Meet Princess Priya.

She is one of the featured characters in Her Highness Builds Robots, a new coloring book created by Beth Winters ’14 and her twin sister, Laura. The book takes a sly poke at stale storybook versions of women’s lives, recasting the standard fairy-tale happy ending of marriage and luxurious living to include adventure, professional achievement and advanced degrees.

“Getting married was the happiest day of Princess Priya’s life,” we read on page 4 of the book, above an illustration of the princess in gown and tiara tossing her wedding bouquet beside her epaulet-wearing prince. But on the facing page, the princess is wearing a graduation gown and tossing a mortarboard skyward, and the accompanying text adds, “Second only to getting her Ph.D. in chemical engineering!”

Beth said that she and her sister aimed to challenge some of the insidious messages popular culture sends about the avenues available to and appropriate for young women. The project, like so many great ideas, originated in annoyance. One day last year, Laura happened upon a coloring book filled with images of dainty princesses picking out perfect dresses for their perfect weddings. The book rankled.

“She was alarmed by the messages these sorts of books send to children,” Beth said. So Laura, a 2014 Northwestern graduate, began making subtle alterations to the offending passages, shifting the focus from palace balls and swooning brides to more contemporary lives of high achievement. In the new versions, the princesses are less concerned with their ball gowns and ponies than with building robots and running for elective office.

When she began posting some of her rewritten coloring-book pages on Instagram, Laura was flooded with positive reactions. The sisters began to realize that there might be an audience for a fresh take on princesshood.

“We’re always spitballing ideas, and most of them we never act on. But this one just stuck,” Beth said. “We had both just finished college and the time was right.”

The sisters began working on their own, stereotype-busting princess coloring book. They divided the labor: Laura took charge of the creative vision and content; Beth, who majored in business and communication studies at Elmhurst, managed the business side. They enlisted the services of artist Tyler Feder, who began to turn the Winters’ concept into finished sketches, ready to be colored in by readers. To fund the project, the sisters turned to the crowdsourcing site Kickstarter. In just 72 hours, they raised $2,500, on their way to a total of more than $6,400. The funds allowed them to compensate Feder for her work and to print an initial run of 1,000 books. Offered for sale on Etsy, the first print run sold out in a month.

“To have so many people react so positively, there’s nothing better,” Beth said.

The coloring book introduces us to six princesses—Priya, Rafa, Holly, Diamond, Taylor, Jae and Juanita—who make a notably more diverse lineup than the usual bunch of Disneyish princesses.
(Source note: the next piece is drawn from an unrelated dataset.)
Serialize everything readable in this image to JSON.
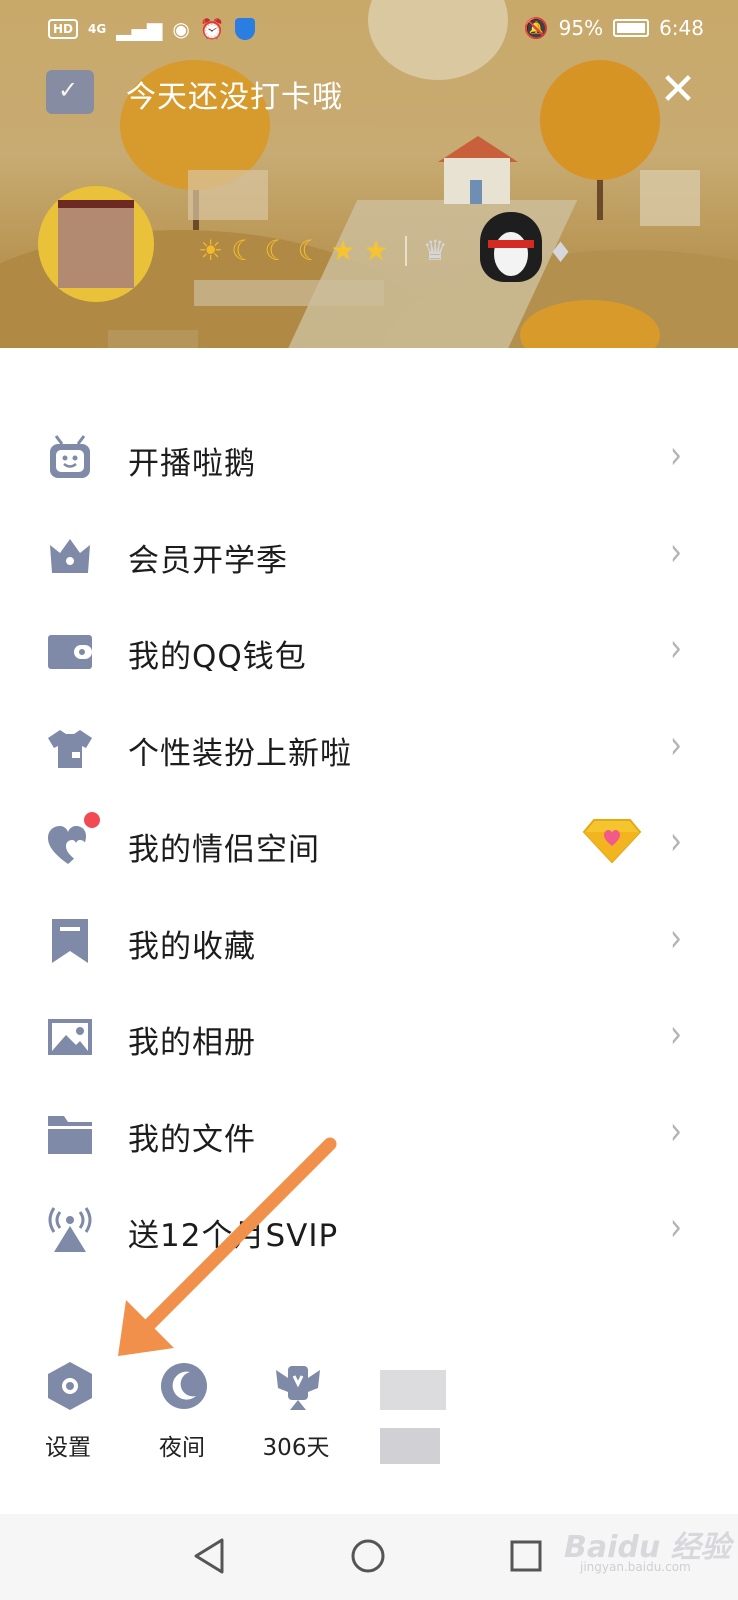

One is tattooed, one wears a headscarf, one uses a wheelchair, one is bespectacled. All are seriously empowered.

“After Priya won the Prince’s love… She also won their game of chess,” the book tells us. And, “Princess Jae may not be a princess for much longer… Her dream is to become President Jae!”

The book’s vision is rooted in the sisters’ upbringing in Mount Prospect.

“We always had strong woman role models,” Beth said. “Our mother taught us that we could be whatever we wanted to be. There were never any boundaries.”

A new run of Her Highness Builds Robots is now available on Etsy and at select retail locations, including Women and Children First bookstore in Chicago’s Andersonville. In late May, Beth and her sister are on their way to Book Expo America, the annual publishing-industry convention in New York City, to promote the book. And Her Highness Builds Robots may not be their last princess-based project. Beth says the two are at work on another project, though she declined to share details.

Whatever the project, it’s sure to have a storybook ending.